18.    From the above the key ingredients of the offence are;

i)   When the offender is armed with dangerous or offensive weapons.

ii)  In the company of one or more persons.

iii) Attacks before or after the act of robbery or uses any other violence means.

It is apparent from the evidence tendered at the trial court that though the Appellant was armed with bows and arrows, there was no motive to steal/rob anything from the complainant or anyone.
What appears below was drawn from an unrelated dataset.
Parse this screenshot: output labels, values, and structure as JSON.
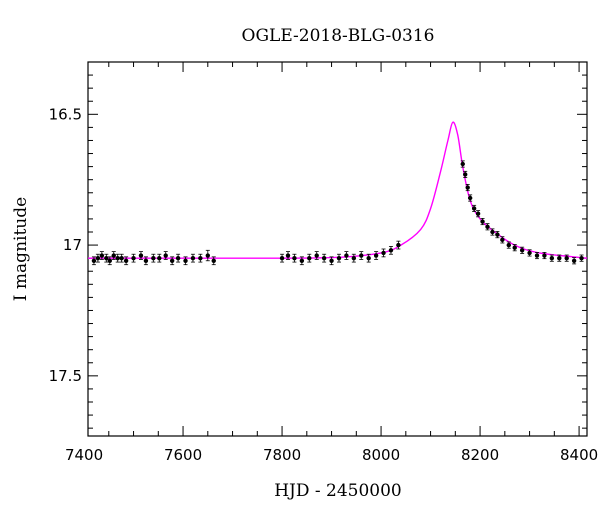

As conceded by the Respondent herein, there was no mens rea to commit robbery or theft and that was fatal to charge facing the Appellant.  The charge of robbery with violence was simply unsustainable in the absence of motive/intention to steal/rob.

19.   The Appellant’s defence was quite detailed and I agree with the Appellant that the trial court appears to have misdirected itself on the same because looking at what the Appellant (DW1), his wife (DW2),  DW4 (the Area Chief William Kaumbuthu), (DW6) and PW8 told the trial court, there was every reason to doubt the prosecution’s case particularly on the question of the charge facing the Appellant (robbery with violence).  The chief told the trial court that he found the motorcycle abandoned at the home of the accused which in my view lends credence to the defence made by the Appellant that the complainant and PW3 (owner of the motorcycle) went  to his house where a fight erupted which resulted to the injuries suffered by the complainant.
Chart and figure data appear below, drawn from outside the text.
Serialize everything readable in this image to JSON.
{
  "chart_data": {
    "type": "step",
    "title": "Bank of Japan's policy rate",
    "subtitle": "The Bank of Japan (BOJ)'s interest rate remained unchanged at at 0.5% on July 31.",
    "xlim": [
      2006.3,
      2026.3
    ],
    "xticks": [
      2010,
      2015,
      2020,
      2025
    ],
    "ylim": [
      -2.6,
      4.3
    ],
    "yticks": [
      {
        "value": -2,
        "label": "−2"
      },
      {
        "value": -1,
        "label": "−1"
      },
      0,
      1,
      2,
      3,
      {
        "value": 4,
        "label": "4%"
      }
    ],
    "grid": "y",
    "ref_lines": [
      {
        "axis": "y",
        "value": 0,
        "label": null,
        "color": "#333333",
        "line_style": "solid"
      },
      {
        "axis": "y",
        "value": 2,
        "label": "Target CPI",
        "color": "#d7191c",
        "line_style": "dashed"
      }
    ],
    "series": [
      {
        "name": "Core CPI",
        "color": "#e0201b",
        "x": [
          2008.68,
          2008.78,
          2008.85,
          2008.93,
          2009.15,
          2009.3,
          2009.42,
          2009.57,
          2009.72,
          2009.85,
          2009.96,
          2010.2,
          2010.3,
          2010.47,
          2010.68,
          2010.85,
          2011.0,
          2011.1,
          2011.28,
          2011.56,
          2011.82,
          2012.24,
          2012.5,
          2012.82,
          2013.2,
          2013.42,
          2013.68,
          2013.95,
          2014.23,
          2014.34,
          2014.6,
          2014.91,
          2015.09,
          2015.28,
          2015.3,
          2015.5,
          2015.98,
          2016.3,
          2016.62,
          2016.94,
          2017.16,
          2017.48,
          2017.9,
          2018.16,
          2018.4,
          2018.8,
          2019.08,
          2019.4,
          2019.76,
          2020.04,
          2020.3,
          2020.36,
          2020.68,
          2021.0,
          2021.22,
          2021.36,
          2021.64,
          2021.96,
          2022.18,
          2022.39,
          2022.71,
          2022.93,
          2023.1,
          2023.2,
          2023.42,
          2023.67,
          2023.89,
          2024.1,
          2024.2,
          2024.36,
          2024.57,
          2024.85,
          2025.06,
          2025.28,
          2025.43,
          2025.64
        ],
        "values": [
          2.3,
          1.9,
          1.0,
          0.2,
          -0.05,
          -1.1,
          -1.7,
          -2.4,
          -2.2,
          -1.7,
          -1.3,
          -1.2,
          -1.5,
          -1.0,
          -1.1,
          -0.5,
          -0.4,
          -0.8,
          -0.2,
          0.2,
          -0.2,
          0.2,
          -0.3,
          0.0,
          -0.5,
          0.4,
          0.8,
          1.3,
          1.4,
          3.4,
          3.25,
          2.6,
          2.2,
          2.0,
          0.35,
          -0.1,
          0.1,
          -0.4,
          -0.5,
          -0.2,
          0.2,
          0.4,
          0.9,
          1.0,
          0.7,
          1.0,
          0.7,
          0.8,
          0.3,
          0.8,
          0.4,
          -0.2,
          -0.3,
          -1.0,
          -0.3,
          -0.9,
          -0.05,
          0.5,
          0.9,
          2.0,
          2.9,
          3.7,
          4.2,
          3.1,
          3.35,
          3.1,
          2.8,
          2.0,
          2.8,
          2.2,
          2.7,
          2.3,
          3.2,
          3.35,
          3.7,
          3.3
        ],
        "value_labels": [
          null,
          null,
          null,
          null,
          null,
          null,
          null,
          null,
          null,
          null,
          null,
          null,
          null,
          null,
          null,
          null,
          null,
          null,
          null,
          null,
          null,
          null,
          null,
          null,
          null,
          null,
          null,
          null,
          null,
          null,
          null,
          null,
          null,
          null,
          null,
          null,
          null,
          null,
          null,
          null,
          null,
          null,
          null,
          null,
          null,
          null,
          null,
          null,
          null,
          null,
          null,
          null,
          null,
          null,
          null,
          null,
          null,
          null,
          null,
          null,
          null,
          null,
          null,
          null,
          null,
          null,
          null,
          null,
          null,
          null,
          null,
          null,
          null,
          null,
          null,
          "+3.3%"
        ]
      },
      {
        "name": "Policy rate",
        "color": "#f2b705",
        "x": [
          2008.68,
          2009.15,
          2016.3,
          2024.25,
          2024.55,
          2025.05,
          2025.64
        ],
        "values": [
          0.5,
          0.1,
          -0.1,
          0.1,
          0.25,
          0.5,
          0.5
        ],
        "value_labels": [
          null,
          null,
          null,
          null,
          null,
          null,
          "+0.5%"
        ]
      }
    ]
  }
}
20.    From the evidence tendered by both the prosecution and the defence, it was a misdirection by the trial court to find that the evidence tendered was sufficient to found a conviction on the charge of robbery with violence.  That was erroneous because the evidence tendered did not support the said charge at all.

21.   It is true that Section 179(2) of the Penal Code provides that an accused person may be convicted of a lesser offence other than the one he is charged with.  The Section reads;

“ When  a person is charged with an offence and the facts are proved which reduces it to a minor offence, he may be convicted of the minor offence although he was not charged with it.”
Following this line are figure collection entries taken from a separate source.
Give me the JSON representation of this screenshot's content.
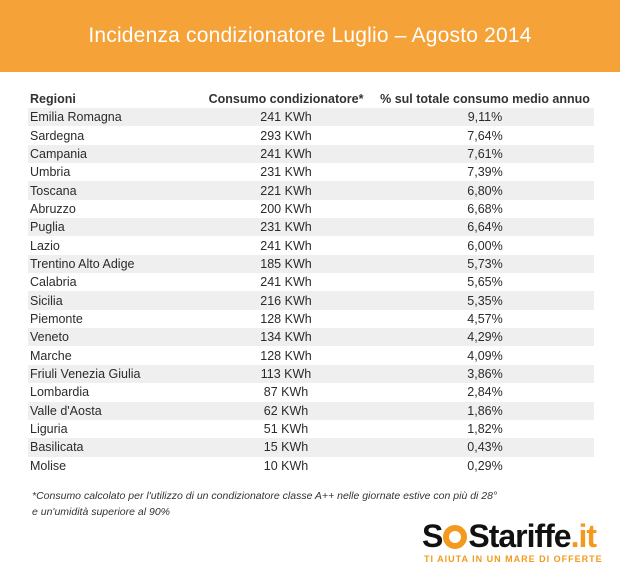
{
  "title": "Incidenza condizionatore Luglio – Agosto 2014",
  "table": {
    "headers": [
      "Regioni",
      "Consumo condizionatore*",
      "% sul totale consumo medio annuo"
    ],
    "rows": [
      [
        "Emilia Romagna",
        "241 KWh",
        "9,11%"
      ],
      [
        "Sardegna",
        "293 KWh",
        "7,64%"
      ],
      [
        "Campania",
        "241 KWh",
        "7,61%"
      ],
      [
        "Umbria",
        "231 KWh",
        "7,39%"
      ],
      [
        "Toscana",
        "221 KWh",
        "6,80%"
      ],
      [
        "Abruzzo",
        "200 KWh",
        "6,68%"
      ],
      [
        "Puglia",
        "231 KWh",
        "6,64%"
      ],
      [
        "Lazio",
        "241 KWh",
        "6,00%"
      ],
      [
        "Trentino Alto Adige",
        "185 KWh",
        "5,73%"
      ],
      [
        "Calabria",
        "241 KWh",
        "5,65%"
      ],
      [
        "Sicilia",
        "216 KWh",
        "5,35%"
      ],
      [
        "Piemonte",
        "128 KWh",
        "4,57%"
      ],
      [
        "Veneto",
        "134 KWh",
        "4,29%"
      ],
      [
        "Marche",
        "128 KWh",
        "4,09%"
      ],
      [
        "Friuli Venezia Giulia",
        "113 KWh",
        "3,86%"
      ],
      [
        "Lombardia",
        "87 KWh",
        "2,84%"
      ],
      [
        "Valle d'Aosta",
        "62 KWh",
        "1,86%"
      ],
      [
        "Liguria",
        "51 KWh",
        "1,82%"
      ],
      [
        "Basilicata",
        "15 KWh",
        "0,43%"
      ],
      [
        "Molise",
        "10 KWh",
        "0,29%"
      ]
    ]
  },
  "footnote": {
    "line1": "*Consumo calcolato per l'utilizzo di un condizionatore classe A++ nelle giornate estive con più di 28°",
    "line2": "e un'umidità superiore al 90%"
  },
  "logo": {
    "part1": "S",
    "part2": "S",
    "part3": "tariffe",
    "part4": ".",
    "part5": "it",
    "tagline": "TI AIUTA IN UN MARE DI OFFERTE",
    "icon": "lifebuoy-icon",
    "accent_color": "#f39a1e"
  },
  "colors": {
    "header_bg": "#f5a238",
    "stripe": "#efefef"
  }
}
As I have observed above the record shows that initially the Appellant had been charged with assault causing actual bodily harm, the same was amended which amendment in my considered view was ill-advised.

22.   I have re-evaluated the evidence tendered and it is apparent that the Appellant attacked and seriously wounded the complainant after reportedly attacking  the complainant’s father in law.  The Appellant’s claims he did so in self defence but the fact that he at the same time stated that he was very drank explains why he went beserk attacking anyone in sight.  Going by the P3 tendered as P Exhibit 1 by David Nyaga a clinical officer at Marimanti District Hospital, I am satisfied beyond doubt that the Appellant assaulted the complainant and caused him actual bodily harm.  He ought to have been charged with that offence and given that he was not and the evidence adduced indicates he had committed that offence, this court under Section 179(2) hereby finds him guilty of that offence and is convicted accordingly.

In the end for the above reasons this appeal largely succeeds.  The conviction of the Appellant on the offence of robbery with violence Contrary to Section 296(2) of the Penal Code is hereby set aside.  The life sentence imposed on him is hereby reversed.  This court further for the reasons advanced hereby finds that the Appellant was guilty of a lesser offence of assault causing actual bodily harm contrary to Section 251 of Penal Code.  He is hereby convicted accordingly and sentenced to serve 2 years imprisonment from the date he was convicted in the lower court (13th November 2019) to enable him reform and abandon his violent conduct.

Dated, signed and delivered at Chuka this 30th day of July 2020.

R. K. LIMO

JUDGE

30/7/2020

Judgment dated signed and delivered via zoom in presence of Appellant in person and in presence of Momanyi for the Respondent.